Phone for help? No phone. Check for loved ones? No sunlight (it's 4:31 a.m.), no artificial light (power is off), no access to stairs and hallways (fallen bookshelves, overturned couches, piles of shattered glass). Light a candle? Strictly forbidden because of natural gas leaks. Car phone? Find the car keys if you can.

Finding mine took 20 minutes. They had been jangled off their usual perch into the next room under a pile of broken and bleeding cologne bottles. Led by starlight over a felled bookshelf at the end of our bed, I made it outside to the car once (no phone receiver), twice (no battery), three times (no cigarette lighter adaptor), before dialing to achieve no access due to too much phone congestion.

Still, there were a few moments of humor amid the chaos.
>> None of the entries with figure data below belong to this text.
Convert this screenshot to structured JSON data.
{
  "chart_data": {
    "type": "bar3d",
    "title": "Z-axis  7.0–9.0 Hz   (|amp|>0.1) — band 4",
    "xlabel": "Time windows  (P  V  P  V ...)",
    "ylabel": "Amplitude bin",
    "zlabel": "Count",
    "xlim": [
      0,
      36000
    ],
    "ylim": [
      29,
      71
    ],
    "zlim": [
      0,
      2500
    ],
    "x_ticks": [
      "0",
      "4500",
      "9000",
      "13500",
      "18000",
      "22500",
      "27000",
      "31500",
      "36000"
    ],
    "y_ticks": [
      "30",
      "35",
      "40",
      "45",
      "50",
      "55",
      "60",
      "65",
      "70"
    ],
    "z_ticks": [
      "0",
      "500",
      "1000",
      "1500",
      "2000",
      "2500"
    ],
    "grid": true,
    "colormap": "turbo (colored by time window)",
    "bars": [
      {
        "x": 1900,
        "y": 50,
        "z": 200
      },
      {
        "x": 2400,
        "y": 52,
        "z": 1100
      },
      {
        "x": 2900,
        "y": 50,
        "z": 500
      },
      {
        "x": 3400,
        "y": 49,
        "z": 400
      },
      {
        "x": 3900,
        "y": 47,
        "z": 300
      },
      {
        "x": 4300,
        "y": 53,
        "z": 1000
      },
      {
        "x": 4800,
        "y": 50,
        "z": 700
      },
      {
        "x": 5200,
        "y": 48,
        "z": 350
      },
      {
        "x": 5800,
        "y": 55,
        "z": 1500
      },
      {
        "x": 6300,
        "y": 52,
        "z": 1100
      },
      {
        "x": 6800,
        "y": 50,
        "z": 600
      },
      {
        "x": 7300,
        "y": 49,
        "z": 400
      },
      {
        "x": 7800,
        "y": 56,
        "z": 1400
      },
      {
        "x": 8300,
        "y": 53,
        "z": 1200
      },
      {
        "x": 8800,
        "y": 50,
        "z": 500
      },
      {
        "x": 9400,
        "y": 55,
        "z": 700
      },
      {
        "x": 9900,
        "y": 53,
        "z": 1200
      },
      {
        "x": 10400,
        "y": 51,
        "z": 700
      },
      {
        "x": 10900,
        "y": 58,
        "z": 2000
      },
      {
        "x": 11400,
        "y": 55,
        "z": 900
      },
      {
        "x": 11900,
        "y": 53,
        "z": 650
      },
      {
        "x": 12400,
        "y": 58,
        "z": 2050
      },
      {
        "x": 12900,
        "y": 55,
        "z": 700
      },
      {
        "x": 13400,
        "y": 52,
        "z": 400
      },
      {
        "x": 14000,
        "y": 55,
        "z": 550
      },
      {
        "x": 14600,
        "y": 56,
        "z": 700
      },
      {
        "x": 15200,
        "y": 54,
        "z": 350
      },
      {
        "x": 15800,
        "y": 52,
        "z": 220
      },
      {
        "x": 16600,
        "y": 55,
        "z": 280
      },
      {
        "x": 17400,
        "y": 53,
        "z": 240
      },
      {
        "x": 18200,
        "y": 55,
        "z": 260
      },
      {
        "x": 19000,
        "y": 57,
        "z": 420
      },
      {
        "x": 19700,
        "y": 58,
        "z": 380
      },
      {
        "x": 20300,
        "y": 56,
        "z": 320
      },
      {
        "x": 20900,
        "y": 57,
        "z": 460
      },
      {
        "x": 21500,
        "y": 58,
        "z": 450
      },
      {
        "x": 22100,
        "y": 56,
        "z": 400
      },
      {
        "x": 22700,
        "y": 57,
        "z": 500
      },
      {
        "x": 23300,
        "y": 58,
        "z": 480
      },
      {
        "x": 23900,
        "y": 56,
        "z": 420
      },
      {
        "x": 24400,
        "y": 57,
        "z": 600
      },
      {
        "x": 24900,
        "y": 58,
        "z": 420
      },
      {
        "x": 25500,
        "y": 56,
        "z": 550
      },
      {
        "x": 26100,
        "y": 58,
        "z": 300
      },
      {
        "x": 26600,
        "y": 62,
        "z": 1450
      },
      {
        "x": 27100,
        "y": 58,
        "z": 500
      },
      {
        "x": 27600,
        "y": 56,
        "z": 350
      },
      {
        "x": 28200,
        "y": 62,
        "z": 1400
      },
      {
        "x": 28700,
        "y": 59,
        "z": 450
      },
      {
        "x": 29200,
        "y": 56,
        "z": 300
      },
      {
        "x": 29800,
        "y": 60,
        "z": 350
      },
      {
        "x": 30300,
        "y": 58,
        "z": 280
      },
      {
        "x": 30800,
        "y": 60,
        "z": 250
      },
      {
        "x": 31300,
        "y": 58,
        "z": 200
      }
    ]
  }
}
Standing in the doorway on Monday, with the kitchen three feet high in shattered glass and debris, my three-year-old looked at me with apologetic eyes and said, ``Daddy, I didn't do that.''

Faced with chaos, buoyant Angelenos forged ahead. Even the reluctant were forced into survival mode. But both found the predicates of normalcy had been overturned. The inconveniences caused by the earthquake are far more than I would have imagined.

Daylight brought flowing water in the streets but not in my house; hence no showers, drinks, or toilets. Monday evening brought a 5:30 p.m. curfew, forcing me back into the house with no heat, light, water, or power; hence no TV or radio unless it's battery operated. I had to endlessly quash the knee-jerk response that there are, of course, stores with these amenities to sell. ``The quake hit them too, dummy.''

Next come the chicken-and-egg questions: Do you first buy the batteries to put into the radio or do you have to listen to the radio to find out which stores are open and selling batteries? Do you get cash from an automated-teller machine to buy the batteries or do you need the batteries to run the radio and find out which ATMs, if any, are still open?

Perhaps the hardest part of Quake Week '94 was that the shaking never seemed to stop. At least 200 aftershocks hit the L.A. area. Picking up in the midst of major aftershocks is like shoveling the sidewalk before the snow stops: a study in futility.

After an hour of clearing one room to re-stand a major bookshelf, a second temblor, measuring 5.7 on the Richter scale, hit our house like a Mack truck. That left me with a gnawing dilemma: Should I leave the bookshelf standing while I transferred the battery from the radio to the flashlight to provide enough light to secure the shelves to the wall? Or should I simply leave the bookcase on the floor and head to the store for more batteries and flashlights?

While Angelenos coped with similar problems, they were inundated with a flood of out-of-town phone calls once service was restored. Parents and relatives called from Maine to Florida to describe in great detail the full extent of damage to my neighborhood and city - information broadcast to them but blacked out to me.

This is all to the good. Being informed is the job of any good newsman on the scene in a crisis. You might say it`s another premise of modern life.